English, Fake News

There is no evidence to prove that China banned Coca-Cola for human consumption.


A lengthy message (here and here) is doing the rounds on social media claiming that China banned Coca-Cola for human consumption and classified it as a cleaning material. Let’s verify the authenticity of this claim through this article.

Claim: China bans Coca-Cola for human consumption.

Fact: There are credible reports to support this claim. The Coca-Cola website in China is still functional. Additionally, news reports related to Coca-Cola China too have not mentioned anything about China banning the drink for human consumption. Contrary to that, recently, the President of the Greater China and Mongolia operating unit for the Coca-Cola company, Gilles Leclerc, spoke to the CEO magazine for an article about what’s next for Coca-Cola in the Chinese market. Nowhere in this article was it mentioned that Coca-Cola was banned for consumption in China. Hence, the claim made in the post is False.

To verify the viral claim, we first searched the internet using relevant keywords to see if the mainstream media had reported on China banning Coca-Cola for human consumption. This search did not yield any such news reports. Coca-Cola is a multi-billion dollar company that operates in many countries. If one of the world’s biggest economies, like China, decides to ban the beverage for human consumption, it would generally garner huge media attention. But that is not the case here.

Furthermore, we also checked whether Coca-Cola’s Chinese website is functional and learned that it is fully functional and has all the beverages sold by them listed on the website.

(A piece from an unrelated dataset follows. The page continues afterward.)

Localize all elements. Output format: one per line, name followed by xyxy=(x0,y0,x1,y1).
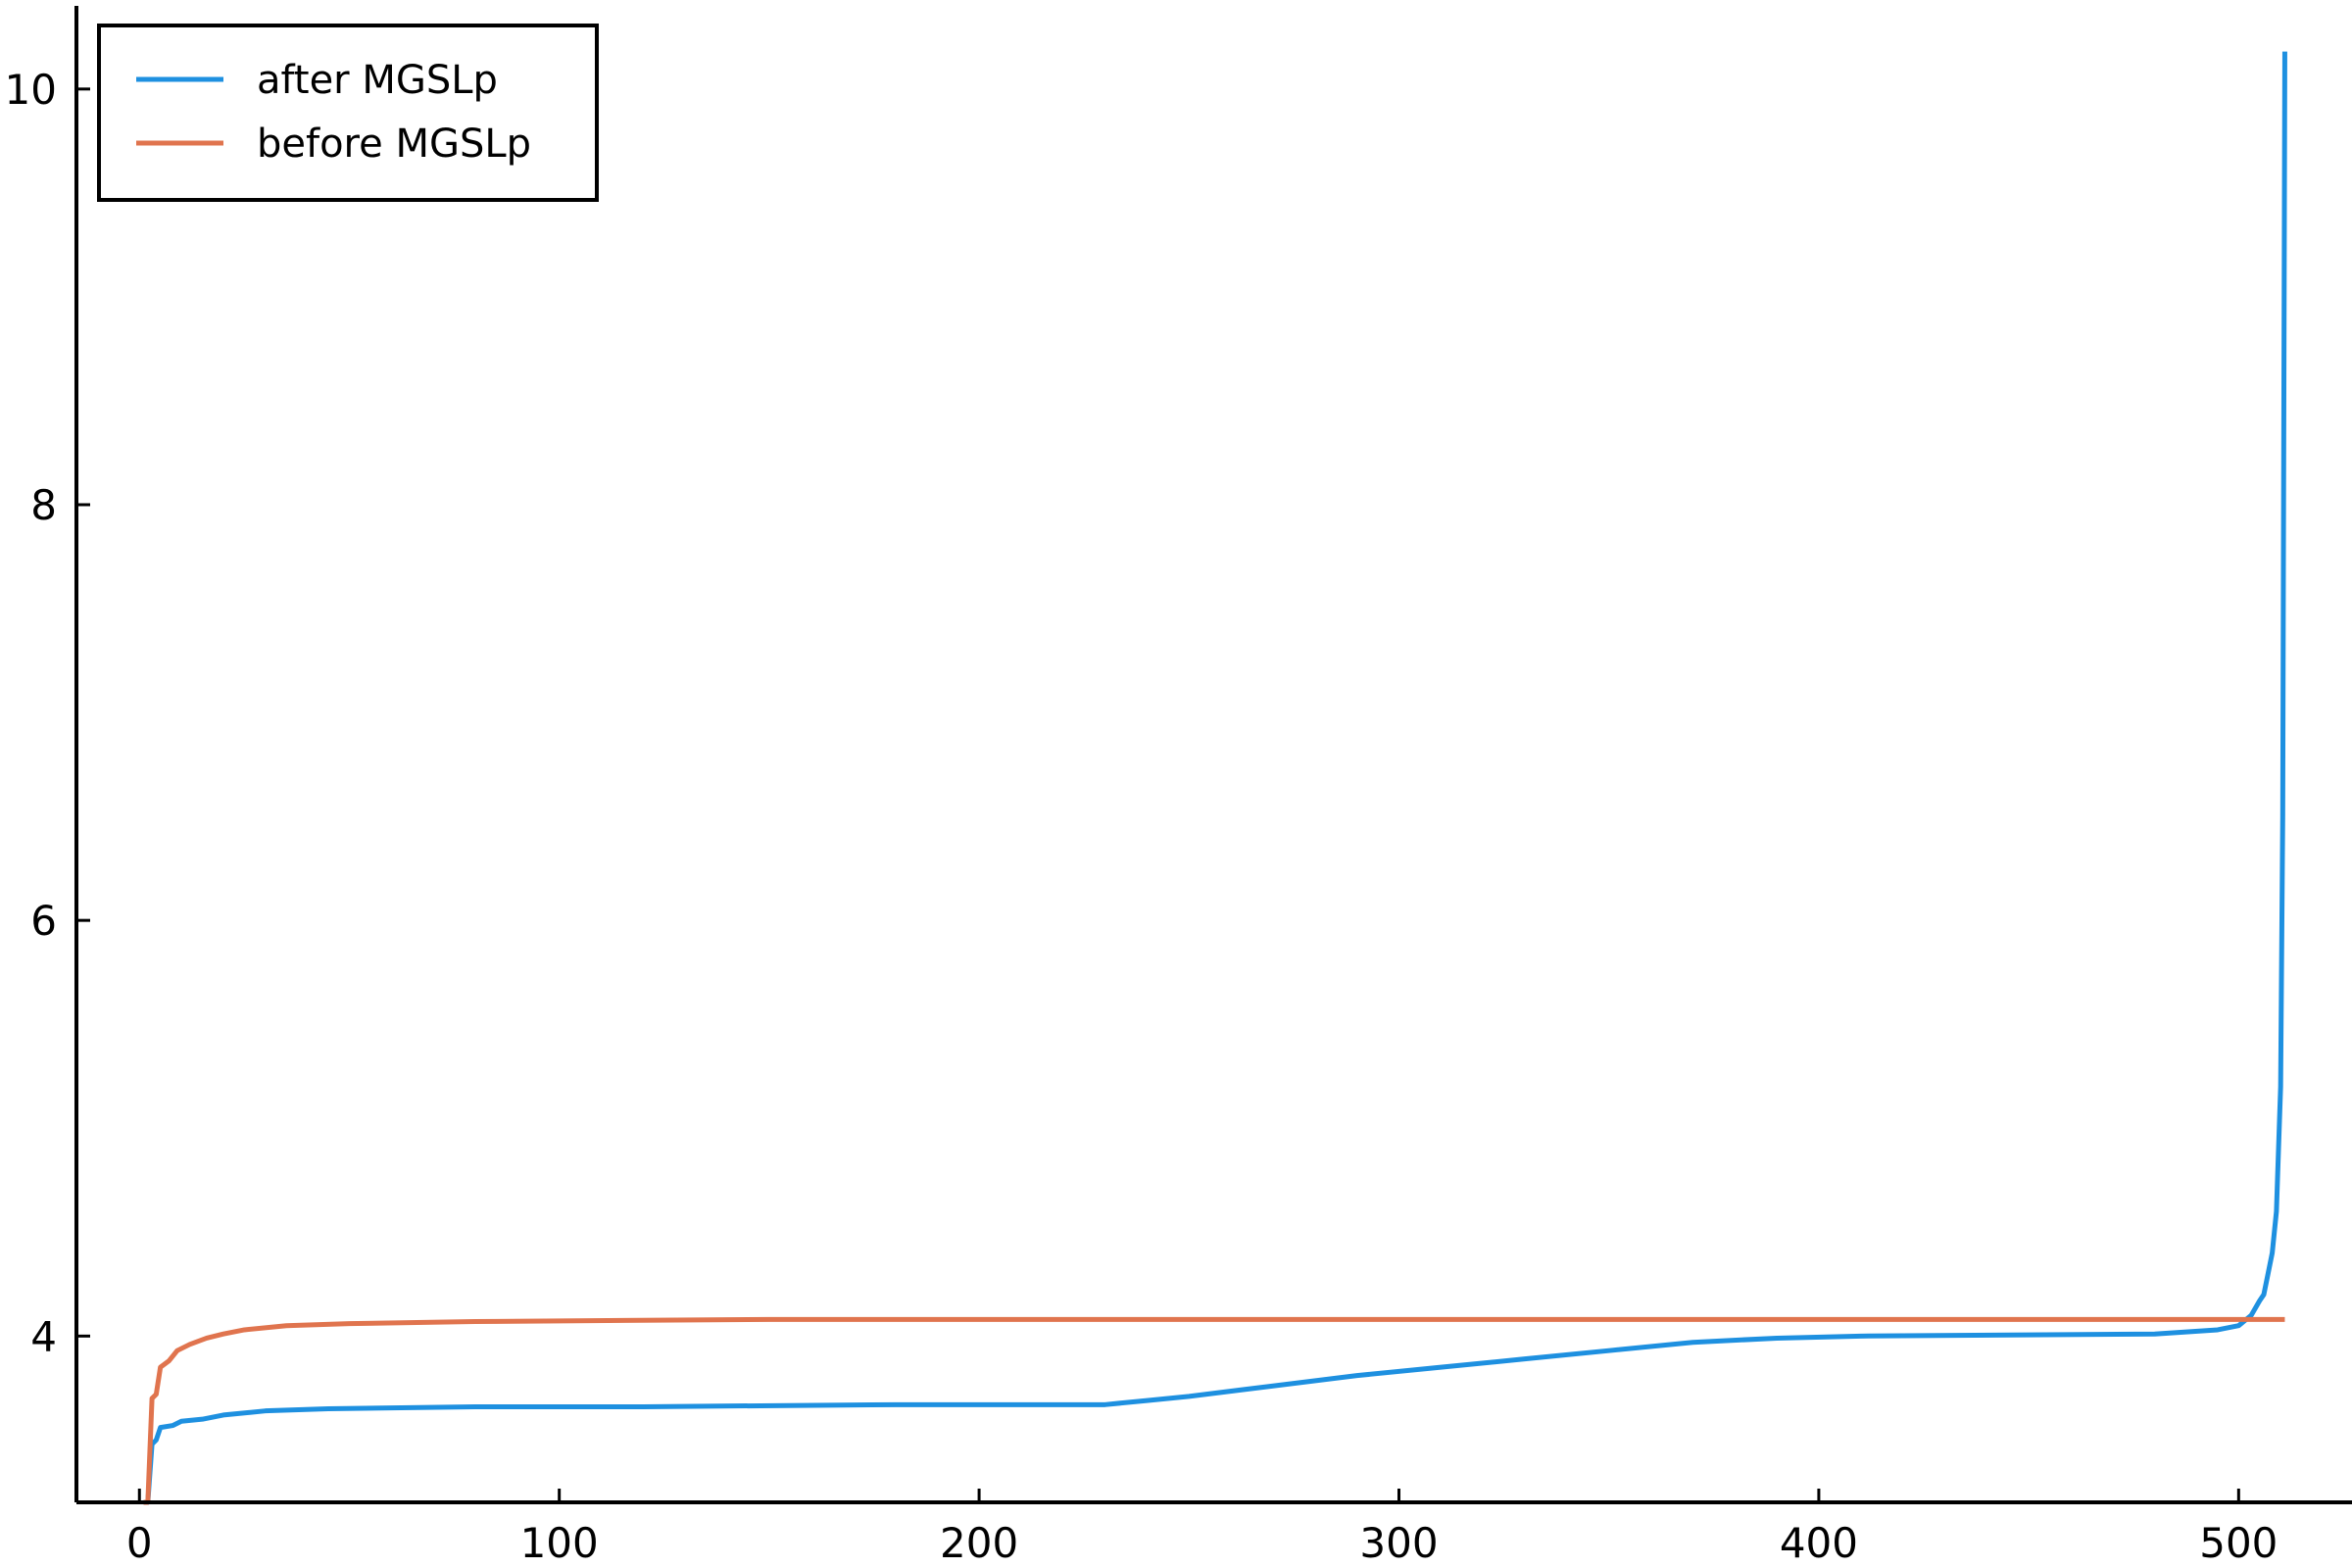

In addition to this, a keyword search on the internet to find recent news articles about Coca-Cola in China led us to several reports (here, here, and here). On 29 January 2024, the CEOMagazine published an interview with the President of the Greater China and Mongolia operating unit for the Coca-Cola company, Gilles Leclerc. In this interview, he was asked about the future of Coca-Cola in China. If China had banned Coca-Cola for human consumption recently, that would have been discussed in this interview, which is not the case. Also, they would not discuss the company’s future in the Chinese market without mentioning anything about the alleged ban.

All of this evidence proves that the viral claim could just be a false rumour. Also, through an additional internet search, we found an article on a Russian parody website named Panorama titled ‘Coca-Cola will be sold as a drain cleaner in China.’ The text in this article matches the lengthy viral message. This could very well be the source of the fake rumour. Further, we checked online to see if there were posts similar to the viral message before 2018 when Panorama published this article. We have not found any in 2017, but there were a few Facebook posts in 2018.

To sum up, China has not banned Coca-Cola for human consumption.